The office looked fine, and the prospect of working with ten Italian girls was pleasing, but mainly Alec felt like a man reprieved. The day’s report would remain unblemished.
What happened today? Nothing bad.
Which was the way of the world, between misunderstandings, bankruptcies, and stomach cancers.

—Matilda is right, Oleg said later, peering through the ophthalmological achievement of his glasses, the job is desirable. It also presents certain opportunities. But I do not advise pursuing them. At least not without great circumspection.

It was these very opportunities that precipitated Iza Judo’s appearance outside the briefing department building two days later. When Alec bounded out the door, Iza reacted as if he were the unsuspecting beneficiary of a happy accident. The look on his face was intended to convey simple, good-natured incredulity: there he’d been, Iza Judo, innocently taking a break from the heat in front of some random building, when who should emerge but his old pal Alec Krasnansky!
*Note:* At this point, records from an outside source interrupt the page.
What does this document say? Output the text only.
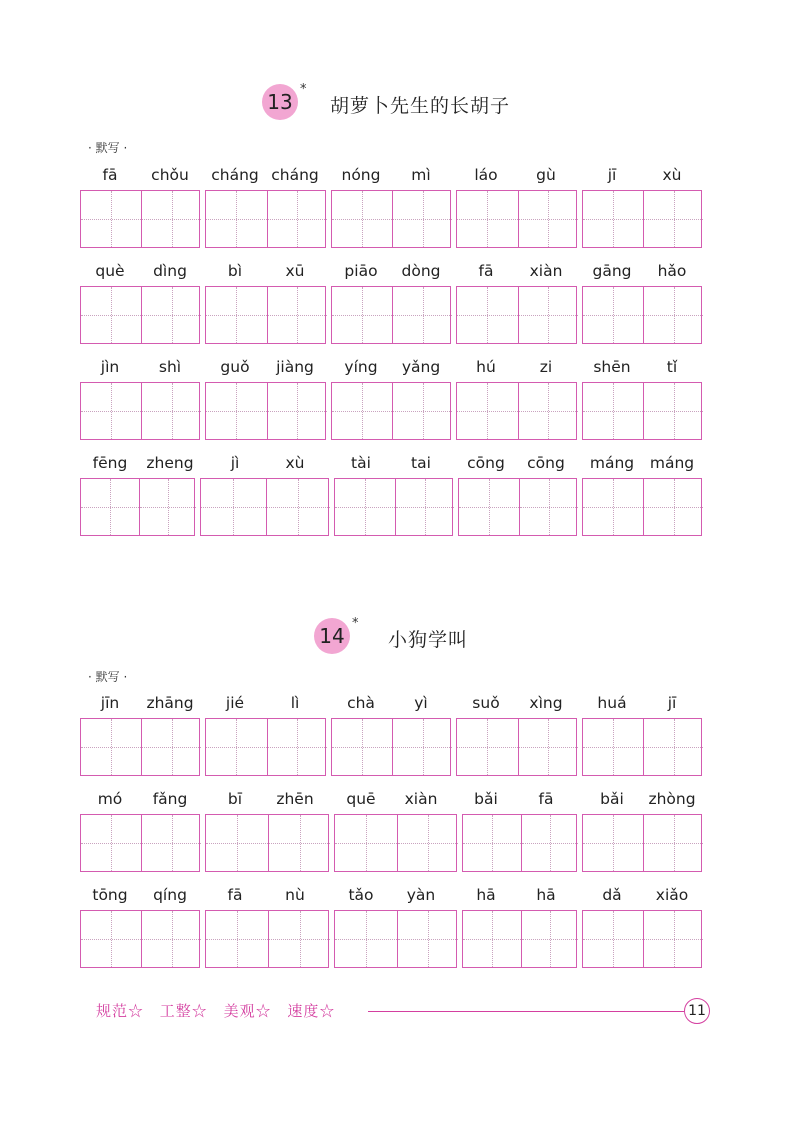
13
*
胡萝卜先生的长胡子
· 默写 ·
fā	chǒu	cháng cháng	nóng	mì	láo	gù	jī	xù
què	dìng	bì	xū	piāo	dòng	fā	xiàn	gāng	hǎo
jìn	shì	guǒ	jiàng	yíng	yǎng	hú	zi	shēn	tǐ
fēng	zheng	jì	xù	tài	tai	cōng	cōng	máng	máng
14
*
小狗学叫
· 默写 ·
jīn	zhāng	jié	lì	chà	yì	suǒ	xìng	huá	jī
mó	fǎng	bī	zhēn	quē	xiàn	bǎi	fā	bǎi	zhòng
tōng	qíng	fā	nù	tǎo	yàn	hā	hā	dǎ	xiǎo
规范☆ 工整☆ 美观☆ 速度☆	11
—You wouldn’t believe it, Iza said.

—Is that right? Alec said.

—Not five minutes ago, I was telling Minka here about you, Iza said, motioning to a young man leaning against the wall. The man was very fair, practically, if not clinically, an albino. His gray T-shirt exposed arms that were liberally adorned with prison tattoos.

—I believe it, Alec said smiling.

—He believes it. What a guy! Iza crowed. Minka, didn’t I tell you he was sharp?

—That’s what you said, Minka affirmed, looking up and shielding his eyes from the sun.

—The sun’s murder, Iza said, how about we find a shady place for a drink?

—I’m expected across the street, Alec said.

—Your job, right? Iza said. I understand. But what’s fifteen minutes here or there? Carter won’t change the immigration policy because you stopped for a coffee with a friend.

—And for a beer? Alec said.

—He won’t change it for a beer either, Iza said, putting his arm around Alec’s shoulders and propelling him down the street toward a place with an awning.